Pale Fire is a wonderful portrait of an un–self-aware, and often incorrect, narrator. On the last day, I asked students to describe Pale Fire as if to a first-time reader. We’d done the same on the first day and came up with confusing and absurd, among others. The second time, they used eccentric, impressive, and others; of course, I added rereadable. Any reader of Pale Fire might move from puzzlement to appreciation as my students and I did. Seeing the real Kinbote reveals to the rereader the bias and immorality that he would just as soon conceal behind (quasi-)scholarly discourse. With more time, I would’ve bookended the course with Pale Fire, to show the students how much better readers they are the second time.

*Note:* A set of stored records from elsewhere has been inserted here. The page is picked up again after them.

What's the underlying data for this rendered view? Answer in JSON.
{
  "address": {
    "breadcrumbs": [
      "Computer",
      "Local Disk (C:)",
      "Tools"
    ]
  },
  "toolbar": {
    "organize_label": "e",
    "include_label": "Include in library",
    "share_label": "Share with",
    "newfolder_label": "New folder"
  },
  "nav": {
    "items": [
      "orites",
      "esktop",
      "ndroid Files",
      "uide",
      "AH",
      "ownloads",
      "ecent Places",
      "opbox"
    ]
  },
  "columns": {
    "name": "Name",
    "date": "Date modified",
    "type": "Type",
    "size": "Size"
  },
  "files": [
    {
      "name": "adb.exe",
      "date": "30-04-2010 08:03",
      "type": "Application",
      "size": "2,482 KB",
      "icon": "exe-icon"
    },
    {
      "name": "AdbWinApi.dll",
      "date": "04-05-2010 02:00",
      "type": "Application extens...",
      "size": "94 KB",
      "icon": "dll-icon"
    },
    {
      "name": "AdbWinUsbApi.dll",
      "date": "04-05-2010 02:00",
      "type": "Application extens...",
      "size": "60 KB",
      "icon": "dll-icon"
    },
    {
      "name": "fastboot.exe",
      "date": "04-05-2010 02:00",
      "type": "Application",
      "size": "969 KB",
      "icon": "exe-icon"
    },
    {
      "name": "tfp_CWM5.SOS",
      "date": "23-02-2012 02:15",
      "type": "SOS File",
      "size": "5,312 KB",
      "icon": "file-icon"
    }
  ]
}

The Great Gatsby, albeit very differently, is equally robust evidence for rereading. A cursory look—especially Nick’s self-praise as being supremely honest—might satisfy us. The novel is not particularly difficult—there isn’t, for instance, Joycean, Faulknerian, or Nabokovian nonlinearity. And Nick is trustworthy and direct. Or is he?
When I raise this issue, some students are slightly taken aback, as if I’m joking about Nick’s unreliability. But he’s honest, some seem to say, he tells us so himself. A few have said that I’ve “ruined” the novel by highlighting that it isn’t a happy, romantic paean to the Jazz Age. Like Kinbote, Nick nestles autobiography within biography; like Pale Fire, The Great Gatsby is more rereadable than readable. Yet—and this is where the novel opens itself up for rereaders—his flaws are clear when a first-time reader considers that he’s writing the events as they happened—about two years later. He writes a constructed text, not a diary, and we see this as even early scenes express this retrospective judgment.

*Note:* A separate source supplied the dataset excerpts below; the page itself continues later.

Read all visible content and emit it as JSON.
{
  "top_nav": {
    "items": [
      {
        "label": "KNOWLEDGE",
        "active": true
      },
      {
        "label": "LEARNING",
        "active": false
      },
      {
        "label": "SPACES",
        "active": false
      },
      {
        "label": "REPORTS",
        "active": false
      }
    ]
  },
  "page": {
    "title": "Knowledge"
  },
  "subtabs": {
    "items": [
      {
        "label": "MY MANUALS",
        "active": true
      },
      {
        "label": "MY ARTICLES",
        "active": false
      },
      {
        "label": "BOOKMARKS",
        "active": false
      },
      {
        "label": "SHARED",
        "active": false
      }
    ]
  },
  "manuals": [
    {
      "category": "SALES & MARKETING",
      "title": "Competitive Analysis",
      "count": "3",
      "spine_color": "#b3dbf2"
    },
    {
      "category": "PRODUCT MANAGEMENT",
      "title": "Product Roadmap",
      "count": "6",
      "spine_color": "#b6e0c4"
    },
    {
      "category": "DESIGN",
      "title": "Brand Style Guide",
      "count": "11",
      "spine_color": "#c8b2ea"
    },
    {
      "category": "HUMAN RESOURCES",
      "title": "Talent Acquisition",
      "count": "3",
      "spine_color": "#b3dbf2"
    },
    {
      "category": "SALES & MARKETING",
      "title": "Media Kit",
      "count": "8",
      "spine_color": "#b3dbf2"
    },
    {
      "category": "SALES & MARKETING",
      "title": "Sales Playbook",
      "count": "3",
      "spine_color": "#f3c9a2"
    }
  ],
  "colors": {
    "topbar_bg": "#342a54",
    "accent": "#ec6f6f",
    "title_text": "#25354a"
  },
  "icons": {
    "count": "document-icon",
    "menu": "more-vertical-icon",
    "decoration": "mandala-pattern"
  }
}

Appropriately, Nick is a harsh judge of harsh characters. Case in point: When he first visits Tom and Daisy, Nick only writes his criticisms of Tom’s quasi-profundity: “There was something pathetic in his concentration, as if his complacency, more acute than of old, was not enough to him anymore.” These are the moments I highlight for students—as well as my wife when she asked why I insisted on his unreliability—to reveal the true Nick. Reread it, I say, and tell me what’s new and different. For many first-time readers, much about the novel is fresh and seemingly unread when reread. Because rereading shows Nick’s selfishness and self-concealment, I often bookend my Gatsby courses with the novel. Almost invariably, revisiting it shows students what they missed the first, even second, times.

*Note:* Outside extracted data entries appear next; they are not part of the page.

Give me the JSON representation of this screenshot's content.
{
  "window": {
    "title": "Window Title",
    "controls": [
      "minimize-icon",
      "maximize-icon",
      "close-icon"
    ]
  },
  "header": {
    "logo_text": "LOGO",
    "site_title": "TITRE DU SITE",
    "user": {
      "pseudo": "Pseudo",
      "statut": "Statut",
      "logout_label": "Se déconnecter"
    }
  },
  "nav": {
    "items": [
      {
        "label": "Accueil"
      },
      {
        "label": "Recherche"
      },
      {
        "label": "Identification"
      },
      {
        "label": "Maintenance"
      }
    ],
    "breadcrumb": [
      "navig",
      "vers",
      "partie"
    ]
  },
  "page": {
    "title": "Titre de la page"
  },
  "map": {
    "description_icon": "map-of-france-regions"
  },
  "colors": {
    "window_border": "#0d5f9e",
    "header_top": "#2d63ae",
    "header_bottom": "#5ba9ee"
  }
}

Rereading these and other works teaches patience and persistence. Granted, Pale Fire is much harder to reread than The Great Gatsby, and their narrators are differently unreliable. The framing device of Luhrmann’s recent film notwithstanding, Nick is not as psychologically unstable or obsessive as Kinbote, nor is he hiding from a political assassin. Yet, rereading when knowing the ending can approximate the experience of reading a known work anew. Next time, I’ll keep these novels on the same syllabus for a course on rereading, since their parallels are clear when juxtaposed–which I learned myself, by rereading them, for the first time, together. Being, as Nabokov implores, a rereader is not only for students. What are you rereading next?